Les points clés :
L'histoire des unions monétaires enseigne que la volonté politique ne suffit pas à combler les déséquilibres structurels entre des économies divergentes. En réaffirmant, lors de son sommet de juillet 2026, l'objectif d'un déploiement progressif de l'ECO d'ici 2027, la Communauté économique des États de l'Afrique de l'Ouest relance un projet vieux de plusieurs décennies destiné à fluidifier le commerce intracommunautaire et éliminer les frais de change. Toutefois, l'affirmation d'un calendrier ne saurait masquer l'ampleur des chantiers institutionnels et macroéconomiques encore en souffrance. La promesse d'une devise partagée se heurte aux contraintes de la rigueur budgétaire et de la maîtrise de l'inflation, des piliers essentiels pour instaurer la confiance des marchés et des citoyens.
La mise en place d'une monnaie unique exige un niveau d'harmonisation inédit entre des nations aux trajectoires contrastées. Le géant nigérian, dont le poids économique écrase le reste de la sous-région, continue de suivre une dynamique monétaire très distante de celle des économies de l'Union économique et monétaire ouest-africaine. Les disparités dans la gestion des déficits publics, de l'endettement et des régimes de change actuels constituent des obstacles majeurs. L'adoption d'un déploiement à plusieurs vitesses, où seuls les pays respectant scrupuleusement les critères de convergence intégreront le cercle initial, traduit une recherche de pragmatisme. Cette méthode soulève néanmoins la question de la cohérence d'un espace économique sous-régional morcelé.

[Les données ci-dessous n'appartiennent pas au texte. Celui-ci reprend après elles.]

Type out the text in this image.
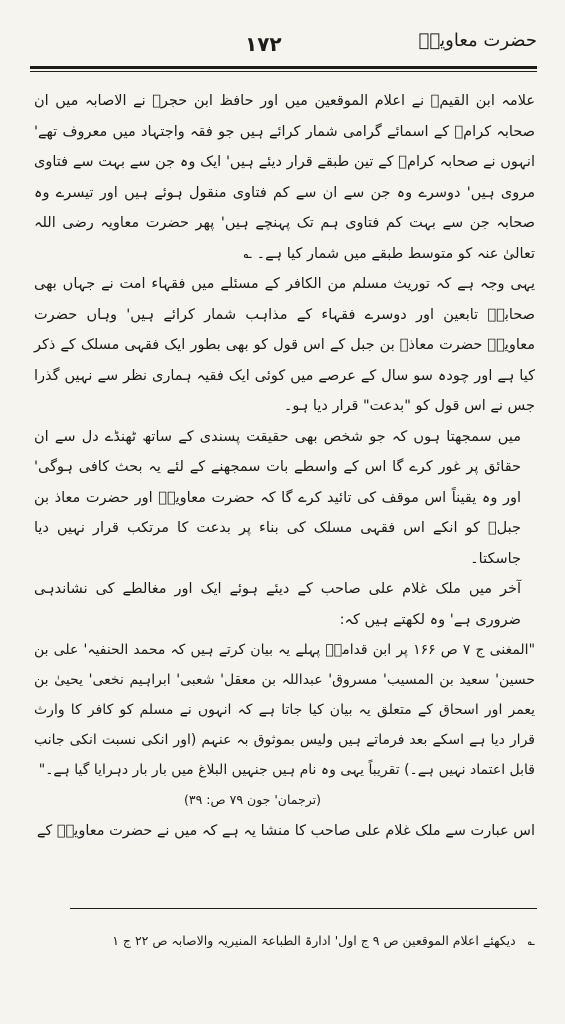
۱۷۲	حضرت معاویہؓ

علامہ ابن القیمؒ نے اعلام الموقعین میں اور حافظ ابن حجرؒ نے الاصابہ میں ان صحابہ کرامؓ کے اسمائے گرامی شمار کرائے ہیں جو فقہ واجتہاد میں معروف تھے' انہوں نے صحابہ کرامؓ کے تین طبقے قرار دیئے ہیں' ایک وہ جن سے بہت سے فتاوی مروی ہیں' دوسرے وہ جن سے ان سے کم فتاوی منقول ہوئے ہیں اور تیسرے وہ صحابہ جن سے بہت کم فتاوی ہم تک پہنچے ہیں' پھر حضرت معاویہ رضی اللہ تعالیٰ عنہ کو متوسط طبقے میں شمار کیا ہے۔ ؎

یہی وجہ ہے کہ توریث مسلم من الکافر کے مسئلے میں فقہاء امت نے جہاں بھی صحابہؓ تابعین اور دوسرے فقہاء کے مذاہب شمار کرائے ہیں' وہاں حضرت معاویہؓ حضرت معاذؓ بن جبل کے اس قول کو بھی بطور ایک فقہی مسلک کے ذکر کیا ہے اور چودہ سو سال کے عرصے میں کوئی ایک فقیہ ہماری نظر سے نہیں گذرا جس نے اس قول کو "بدعت" قرار دیا ہو۔

میں سمجھتا ہوں کہ جو شخص بھی حقیقت پسندی کے ساتھ ٹھنڈے دل سے ان حقائق پر غور کرے گا اس کے واسطے بات سمجھنے کے لئے یہ بحث کافی ہوگی' اور وہ یقیناً اس موقف کی تائید کرے گا کہ حضرت معاویہؓ اور حضرت معاذ بن جبلؓ کو انکے اس فقہی مسلک کی بناء پر بدعت کا مرتکب قرار نہیں دیا جاسکتا۔

آخر میں ملک غلام علی صاحب کے دیئے ہوئے ایک اور مغالطے کی نشاندہی ضروری ہے' وہ لکھتے ہیں کہ:

"المغنی ج ۷ ص ۱۶۶ پر ابن قدامہؒ پہلے یہ بیان کرتے ہیں کہ محمد الحنفیہ' علی بن حسین' سعید بن المسیب' مسروق' عبداللہ بن معقل' شعبی' ابراہیم نخعی' یحییٰ بن یعمر اور اسحاق کے متعلق یہ بیان کیا جاتا ہے کہ انہوں نے مسلم کو کافر کا وارث قرار دیا ہے اسکے بعد فرماتے ہیں ولیس بموثوق بہ عنہم (اور انکی نسبت انکی جانب قابل اعتماد نہیں ہے۔) تقریباً یہی وہ نام ہیں جنہیں البلاغ میں بار بار دہرایا گیا ہے۔"

(ترجمان' جون ۷۹ ص: ۳۹)

اس عبارت سے ملک غلام علی صاحب کا منشا یہ ہے کہ میں نے حضرت معاویہؓ کے

؎ دیکھئے اعلام الموقعین ص ۹ ج اول' ادارۃ الطباعۃ المنیریہ والاصابہ ص ۲۲ ج ۱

La géopolitique régionale au défi du puzzle institutionnel
Au-delà des équations budgétaires, la recomposition politique de l'Afrique de l'Ouest insuffle une dose d'incertitude supplémentaire dans l'architecture du futur espace monétaire. La décision du Burkina Faso, du Mali et du Niger de rompre avec la CEDEAO début 2025 crée une configuration inédite. Ces trois pays du Sahel demeurent membres de l'UEMOA et continuent d'utiliser le franc CFA, créant une superposition d'alliances institutionnelles complexes. La coexistence d'un bloc sahélien détaché de l'organisation politique régionale avec les promoteurs de l'ECO rend le périmètre d'application de la nouvelle devise singulièrement flou.

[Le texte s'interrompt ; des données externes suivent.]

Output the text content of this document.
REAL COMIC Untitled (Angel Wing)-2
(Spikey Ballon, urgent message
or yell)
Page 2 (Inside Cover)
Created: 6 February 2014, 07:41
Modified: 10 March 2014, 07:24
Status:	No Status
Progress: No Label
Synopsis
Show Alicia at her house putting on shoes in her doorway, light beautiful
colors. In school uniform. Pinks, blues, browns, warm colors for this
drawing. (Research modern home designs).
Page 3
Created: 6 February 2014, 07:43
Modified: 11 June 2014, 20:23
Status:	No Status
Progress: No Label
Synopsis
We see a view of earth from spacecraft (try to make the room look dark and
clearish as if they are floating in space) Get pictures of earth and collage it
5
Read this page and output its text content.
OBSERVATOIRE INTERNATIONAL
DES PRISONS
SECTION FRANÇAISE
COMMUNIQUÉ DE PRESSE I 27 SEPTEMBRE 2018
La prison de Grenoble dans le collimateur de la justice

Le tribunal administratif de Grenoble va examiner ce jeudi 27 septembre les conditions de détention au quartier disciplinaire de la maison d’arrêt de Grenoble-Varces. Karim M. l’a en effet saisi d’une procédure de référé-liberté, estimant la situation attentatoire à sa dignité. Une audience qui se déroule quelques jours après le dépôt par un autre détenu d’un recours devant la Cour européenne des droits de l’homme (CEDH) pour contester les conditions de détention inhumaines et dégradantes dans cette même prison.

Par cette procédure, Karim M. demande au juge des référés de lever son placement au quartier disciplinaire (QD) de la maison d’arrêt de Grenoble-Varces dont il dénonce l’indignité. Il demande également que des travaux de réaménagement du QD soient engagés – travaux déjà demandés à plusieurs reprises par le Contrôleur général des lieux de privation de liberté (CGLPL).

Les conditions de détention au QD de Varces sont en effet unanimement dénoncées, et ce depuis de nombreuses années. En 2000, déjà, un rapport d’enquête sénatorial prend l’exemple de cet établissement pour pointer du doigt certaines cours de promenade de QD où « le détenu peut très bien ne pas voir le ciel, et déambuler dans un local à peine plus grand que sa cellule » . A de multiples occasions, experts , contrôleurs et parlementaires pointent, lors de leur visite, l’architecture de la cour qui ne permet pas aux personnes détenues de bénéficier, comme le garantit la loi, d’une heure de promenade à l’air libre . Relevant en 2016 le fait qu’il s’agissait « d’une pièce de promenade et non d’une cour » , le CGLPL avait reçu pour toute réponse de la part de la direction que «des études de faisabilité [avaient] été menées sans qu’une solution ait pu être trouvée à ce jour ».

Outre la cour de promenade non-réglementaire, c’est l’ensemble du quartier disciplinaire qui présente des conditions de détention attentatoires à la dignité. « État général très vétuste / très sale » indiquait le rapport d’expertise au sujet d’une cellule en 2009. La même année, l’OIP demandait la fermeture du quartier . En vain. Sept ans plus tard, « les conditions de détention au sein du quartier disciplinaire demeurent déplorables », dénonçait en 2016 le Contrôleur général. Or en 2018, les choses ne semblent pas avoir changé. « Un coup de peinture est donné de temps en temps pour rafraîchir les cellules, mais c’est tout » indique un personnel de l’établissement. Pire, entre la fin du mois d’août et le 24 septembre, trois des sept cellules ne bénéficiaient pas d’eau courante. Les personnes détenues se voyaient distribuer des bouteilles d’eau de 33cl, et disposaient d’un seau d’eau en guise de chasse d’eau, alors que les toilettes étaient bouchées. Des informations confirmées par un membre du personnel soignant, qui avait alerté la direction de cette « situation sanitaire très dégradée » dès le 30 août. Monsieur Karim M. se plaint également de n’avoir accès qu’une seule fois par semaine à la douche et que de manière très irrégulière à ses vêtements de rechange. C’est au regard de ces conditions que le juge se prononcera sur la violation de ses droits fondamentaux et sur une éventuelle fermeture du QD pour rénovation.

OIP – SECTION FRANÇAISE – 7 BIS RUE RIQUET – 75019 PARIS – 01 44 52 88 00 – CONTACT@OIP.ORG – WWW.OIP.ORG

Ce contexte impose de redéfinir les modalités de la discipline budgétaire commune. La stabilité financière de l'ECO reposera sur la capacité des gouvernements à renoncer à une part de leur souveraineté monétaire au profit d'une autorité centrale indépendante. Sans mécanismes stricts pour juguler les dérapages budgétaires et sans une coordination sans faille entre les banques centrales existantes, la future monnaie risque d'affronter des volatilités préjudiciables au pouvoir d'achat des ménages. La transition vers 2027 ne constitue donc pas l'aboutissement du processus, mais le point de départ d'une phase de test sous haute pression.

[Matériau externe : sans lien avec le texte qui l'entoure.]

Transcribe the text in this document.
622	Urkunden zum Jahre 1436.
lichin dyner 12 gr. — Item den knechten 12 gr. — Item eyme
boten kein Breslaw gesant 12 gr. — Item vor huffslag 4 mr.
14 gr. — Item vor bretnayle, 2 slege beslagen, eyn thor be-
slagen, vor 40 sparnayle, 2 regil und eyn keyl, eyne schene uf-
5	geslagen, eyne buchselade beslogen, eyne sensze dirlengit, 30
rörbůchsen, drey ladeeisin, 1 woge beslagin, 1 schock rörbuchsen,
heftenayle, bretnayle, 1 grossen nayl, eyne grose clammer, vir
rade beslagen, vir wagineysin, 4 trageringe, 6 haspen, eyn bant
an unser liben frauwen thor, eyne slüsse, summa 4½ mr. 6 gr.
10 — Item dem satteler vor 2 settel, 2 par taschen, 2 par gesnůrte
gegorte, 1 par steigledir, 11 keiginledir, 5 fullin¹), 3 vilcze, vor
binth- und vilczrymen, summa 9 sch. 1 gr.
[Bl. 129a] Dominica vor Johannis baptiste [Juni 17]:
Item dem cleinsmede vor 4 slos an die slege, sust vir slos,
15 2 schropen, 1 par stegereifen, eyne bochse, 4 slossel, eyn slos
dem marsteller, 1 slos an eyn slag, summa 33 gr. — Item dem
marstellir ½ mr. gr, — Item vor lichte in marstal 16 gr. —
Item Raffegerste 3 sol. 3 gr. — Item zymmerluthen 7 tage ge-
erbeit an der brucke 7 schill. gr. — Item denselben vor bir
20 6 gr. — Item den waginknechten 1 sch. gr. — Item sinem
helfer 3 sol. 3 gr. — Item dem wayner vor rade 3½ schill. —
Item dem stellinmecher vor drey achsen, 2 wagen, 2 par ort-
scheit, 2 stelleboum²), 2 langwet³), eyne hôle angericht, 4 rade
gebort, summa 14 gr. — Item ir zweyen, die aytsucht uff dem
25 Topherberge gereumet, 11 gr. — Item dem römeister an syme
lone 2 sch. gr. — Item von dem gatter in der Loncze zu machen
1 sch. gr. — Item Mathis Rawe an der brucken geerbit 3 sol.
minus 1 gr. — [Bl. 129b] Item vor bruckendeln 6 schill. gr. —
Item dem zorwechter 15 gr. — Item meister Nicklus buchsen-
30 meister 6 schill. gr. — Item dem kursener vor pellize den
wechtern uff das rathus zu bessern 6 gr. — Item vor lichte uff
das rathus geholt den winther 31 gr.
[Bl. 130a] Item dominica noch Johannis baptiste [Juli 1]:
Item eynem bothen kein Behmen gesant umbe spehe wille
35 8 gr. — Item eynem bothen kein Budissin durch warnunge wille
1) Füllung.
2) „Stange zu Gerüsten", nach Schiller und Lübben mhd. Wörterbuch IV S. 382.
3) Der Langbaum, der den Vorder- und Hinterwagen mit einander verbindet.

Pourquoi est-ce important ?
L'aboutissement ou l'échec du projet ECO façonnera durablement l'avenir économique de l'Afrique de l'Ouest pour les prochaines décennies. Une monnaie unique gérée avec rigueur offre le potentiel de réduire drastiquement les coûts de transaction pour le secteur privé, de stimuler le commerce inter-États et d'attirer des investissements directs étrangers massifs dans une zone marchande unifiée. Elle représenterait également une étape clé vers la souveraineté monétaire et l'intégration continentale voulue par la Zone de libre-échange continentale africaine.
Cependant, un lancement précipité sans alignement strict des politiques budgétaires ferait courir d'immenses risques à la sous-région. L'importation d'instabilités inflationnistes ou l'incapacité à défendre la valeur externe de l'ECO détruiraient la confiance des investisseurs et affaibliraient le pouvoir d'achat des populations. L'enjeu de la transition de 2027 réside donc dans la capacité des gouvernements ouest-africains à bâtir une gouvernance crédible, capable de surmonter les fractures politiques pour faire de la monnaie un instrument de prospérité partagée plutôt qu'un facteur de division.